Si algo tienen en común todas esas “cosas” es, desde luego, la falta de practicidad. No se hacen porque se tengan que hacer, sino porque se quieren hacer. Es la diferencia entre el que hace un viaje disfrutando desde el embarque en el avión y aquel que comienza a pasarlo bien sólo cuando ha llegado a su destino. La diferencia estriba en que, mientras uno es capaz de saborear cada situación, el otro sólo goza aquellas que no le suponen molestias. Y el problema es que la vida no es siempre ni como queremos ni como nos gustaría. Vivir en desiderativo es, en todo caso, sobrevivir. En una vida realmente plena, no encajan los esquemas del pragmatismo.

El pragmatismo, a mi modo de ver, es una suerte de reduccionismo, a saber: considerar única y exclusivamente categorías prácticas. El pragmático obvia cosas, reduce matices, pierde sabores. En última instancia, renuncia a la vida del espíritu y termina por negarse a sí mismo. Abdica de algo tan magnífico como el verso y, por supuesto, de algo tan sublime como el amor.

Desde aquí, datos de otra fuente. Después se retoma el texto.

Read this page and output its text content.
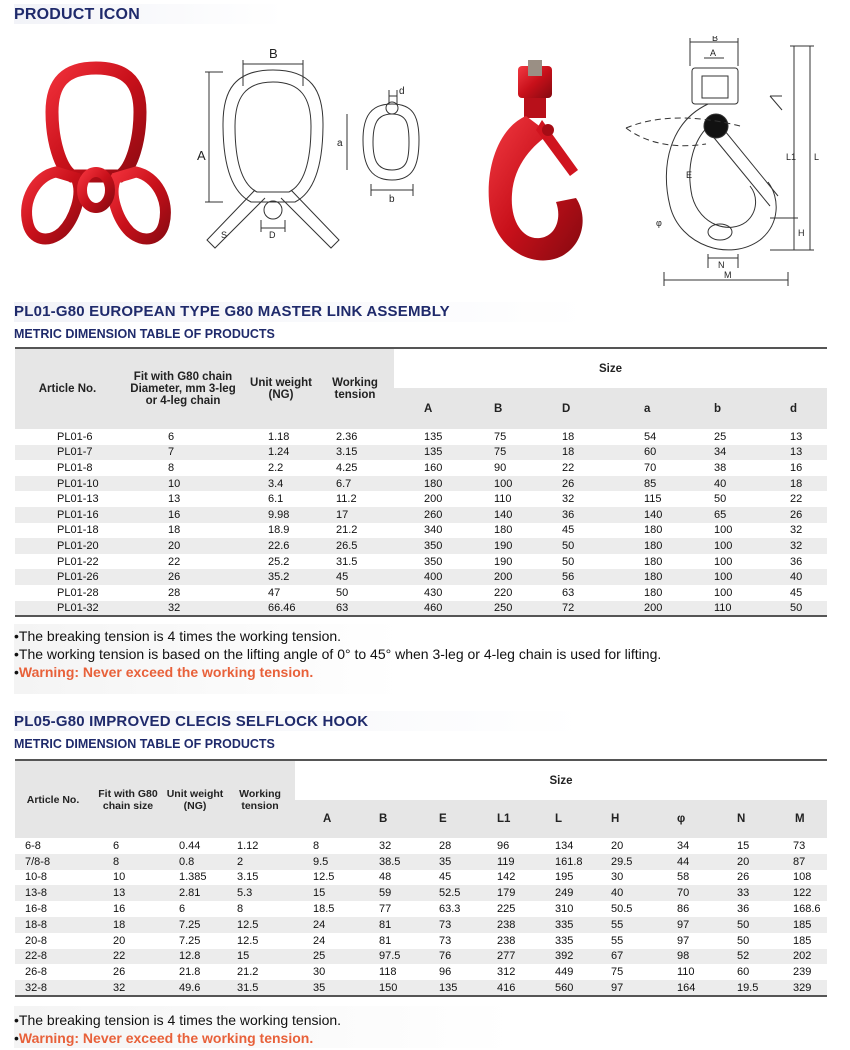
PRODUCT ICON
B
A
S	D
d
a
b
B
A
L1 L
E
φ
H
N
M
PL01-G80 EUROPEAN TYPE G80 MASTER LINK ASSEMBLY
METRIC DIMENSION TABLE OF PRODUCTS
Article No.	Fit with G80 chain Diameter, mm 3-leg or 4-leg chain	Unit weight (NG)	Working tension	Size					
				A	B	D	a	b	d
PL01-6	6	1.18	2.36	135	75	18	54	25	13
PL01-7	7	1.24	3.15	135	75	18	60	34	13
PL01-8	8	2.2	4.25	160	90	22	70	38	16
PL01-10	10	3.4	6.7	180	100	26	85	40	18
PL01-13	13	6.1	11.2	200	110	32	115	50	22
PL01-16	16	9.98	17	260	140	36	140	65	26
PL01-18	18	18.9	21.2	340	180	45	180	100	32
PL01-20	20	22.6	26.5	350	190	50	180	100	32
PL01-22	22	25.2	31.5	350	190	50	180	100	36
PL01-26	26	35.2	45	400	200	56	180	100	40
PL01-28	28	47	50	430	220	63	180	100	45
PL01-32	32	66.46	63	460	250	72	200	110	50
•The breaking tension is 4 times the working tension.
•The working tension is based on the lifting angle of 0° to 45° when 3-leg or 4-leg chain is used for lifting.
•Warning: Never exceed the working tension.
PL05-G80 IMPROVED CLECIS SELFLOCK HOOK
METRIC DIMENSION TABLE OF PRODUCTS
Article No.	Fit with G80 chain size	Unit weight (NG)	Working tension	Size								
				A	B	E	L1	L	H	φ	N	M
6-8	6	0.44	1.12	8	32	28	96	134	20	34	15	73
7/8-8	8	0.8	2	9.5	38.5	35	119	161.8	29.5	44	20	87
10-8	10	1.385	3.15	12.5	48	45	142	195	30	58	26	108
13-8	13	2.81	5.3	15	59	52.5	179	249	40	70	33	122
16-8	16	6	8	18.5	77	63.3	225	310	50.5	86	36	168.6
18-8	18	7.25	12.5	24	81	73	238	335	55	97	50	185
20-8	20	7.25	12.5	24	81	73	238	335	55	97	50	185
22-8	22	12.8	15	25	97.5	76	277	392	67	98	52	202
26-8	26	21.8	21.2	30	118	96	312	449	75	110	60	239
32-8	32	49.6	31.5	35	150	135	416	560	97	164	19.5	329
•The breaking tension is 4 times the working tension.
•Warning: Never exceed the working tension.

La antítesis por excelencia de los prácticos y pragmáticos son los humanistas, gente de letras que pone su vida al servicio del noble ideal de la vida intelectual, de la sensibilidad. Para muchos están tirando su vida a la basura: ¿qué sentido tiene leer un libro hasta las tantas de la madrugada? ¿De qué sirve componer música para piano? ¿Cuál es la finalidad de escribir, tachar, borrar, reescribir, emborronar… teniendo los medios digitales a nuestro alcance? ¿Una respuesta sincera? De nada.

Las humanidades no tienen una finalidad práctica ni sintética ni agilizadora. Porque nada de esto busca quien se acerca a ellas.

Qué tendrá esa pluma,

qué tendrá su dueño:

qué tendrá el escritor…

Su escritura en negro,

alma en tinta reflejada,

encuentra vida entre las hojas,

entre los libros,

en las bibliotecas.

Busca, desnudo e inerme a su tropiezo,

respuesta a sus preguntas,

preguntas para sus respuestas:

la verdad de su existencia.

El poeta ama en verso, piensa en verso, siente en verso. Su ser se desgañita en las letras, en las sílabas, en las palabras. ¿Que para qué? Para nada. Simplemente lo necesita para escapar de un mundo sumido en la cultura del ruido, de las prisas, de las angustias; de lo práctico, de la innovación, de la vanguardia. Porque sí, no es necesario, pero, sencillamente, es vital.